~ The Journey and the Stranger ~

§ An unusual classroom

Marty is hunched over a protractor, squinting hard at the angles on his paper and muttering to himself. Ben takes notice and fires off a smartass remark I don’t quite catch from the rickety desk where I’m checking their work. When Ben turns his back, Marty overhands a half-empty water bottle at him but misjudges — all that squinting, maybe — and leaves it a foot short. Off to my right, Zach is filming the exchange, managing somehow to mug from behind the camera. I look up at them and shake my head.

Welcome to my “classroom.” Today my Marines and I are lobbing artillery shells into the black hole at the center of Camp Pendleton responsible for soaking up all the light and heat that used to be, in its very recent past, steel and Composition B.

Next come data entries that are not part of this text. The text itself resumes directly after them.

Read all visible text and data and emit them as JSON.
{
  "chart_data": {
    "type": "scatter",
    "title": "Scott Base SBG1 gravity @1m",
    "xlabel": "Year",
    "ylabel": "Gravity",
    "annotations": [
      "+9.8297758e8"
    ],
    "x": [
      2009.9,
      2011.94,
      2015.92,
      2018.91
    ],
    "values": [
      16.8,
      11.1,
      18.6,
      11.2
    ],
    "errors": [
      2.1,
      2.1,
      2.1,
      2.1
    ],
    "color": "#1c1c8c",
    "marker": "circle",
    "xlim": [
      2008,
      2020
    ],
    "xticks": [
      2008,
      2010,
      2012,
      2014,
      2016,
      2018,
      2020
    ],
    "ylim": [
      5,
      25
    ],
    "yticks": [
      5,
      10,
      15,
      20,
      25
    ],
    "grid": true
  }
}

We’re riding the tail of a three-day exercise and look it, each of us at a slightly different point in an accelerating nicotine cycle. When the radio mercifully interrupts with new targeting info, everybody hops up. Or hops in. Population density is a constant concern in our makeshift Fire Direction Center — really just a canopy wedged between two humvees — so we spend a lot of time at its open edges. Facing out, if possible. We’re preparing to do this again someday soon, somewhere real.

§ Both sides of a story

Tolstoy said that all great stories are either about a man going on a journey or a stranger coming to town. But those two narratives are perfectly symmetrical, distinguishable only by point of view. For a military veteran, that makes the high school classroom an interesting place to work. I have no choice but to signify both: to my students, the journey; to my colleagues, the stranger.

When adults learn that I was a Marine officer before becoming a teacher, the first thing that happens is I have to answer a series of polite questions about how disorienting the transition must have been. The obvious implication being that those two identities seem so wildly disparate as to be incompatible. And when I say — as I always do — that it’s really not so different, it takes a beat for people to realize I’m not trying to be funny.

Of course there are some superficial differences. The night before Zach shot that video I gave a class out under the stars, assisted by a pair of headlights. Afterward I started back toward my sleeping bag and, in a state of cervine blindness, tumbled promptly into an ammunition pit. That sort of hazard is less common these days.

But, fundamentally, my job is the same. Military leadership and teaching are more about human relationships than anything else. The details of setting and purpose and dress code are almost incidental. If other teachers have difficulty relating to my experience, it’s only because when we contemplate our counterfactual life stories it’s the details that give our fantasies purchase. And the particulars of military life — especially in the context of two simultaneous and protracted wars — are unimaginable to most. That I could move so readily from that world to this one must be unsettling. I imply an uncomfortable closeness with the unknown.

Students, for their part, tend mainly to be astonished that I would ditch a job that not only allowed but actually required me to explode things, all so I could spend my days talking about algebra. They still see the military world as alien, but auspiciously so. After all, for someone at the beginning of a journey the unknown isn’t discomfiting; it’s aspirational. It’s the whole point.

A couple years ago I showed Zach’s video to my classes on Veterans Day. It was a big hit. The kids got to see what I looked like at 23. Joking around. Being serious. Happy. Exhausted. Helping people with their work. In other words, they got to see me — pretty much the same guy they shared a room with every day.

But as the clip went on, they spent more and more time focusing on my Marines — most of them not much older than high school kids themselves. They offered words of solidarity when Marty pressed both palms against his eyes, sore from 72 hours of what amounts to loud, high-stakes geometry homework. They laughed when Zach suddenly turned the camera on himself, thrilled to recognize a human impulse that predates the word selfie. They saw, I think, what strangers look like before we feel compelled to name them.

That video is ten years old now. I live a half-hour from where I grew up and teach math in the same building where I learned a good bit of it. Zach is back home in Illinois. I don’t know where Ben ended up. Marty is gone. We’re all on the far side of a journey we started a long time ago, standing at the edges of something or other. Facing out.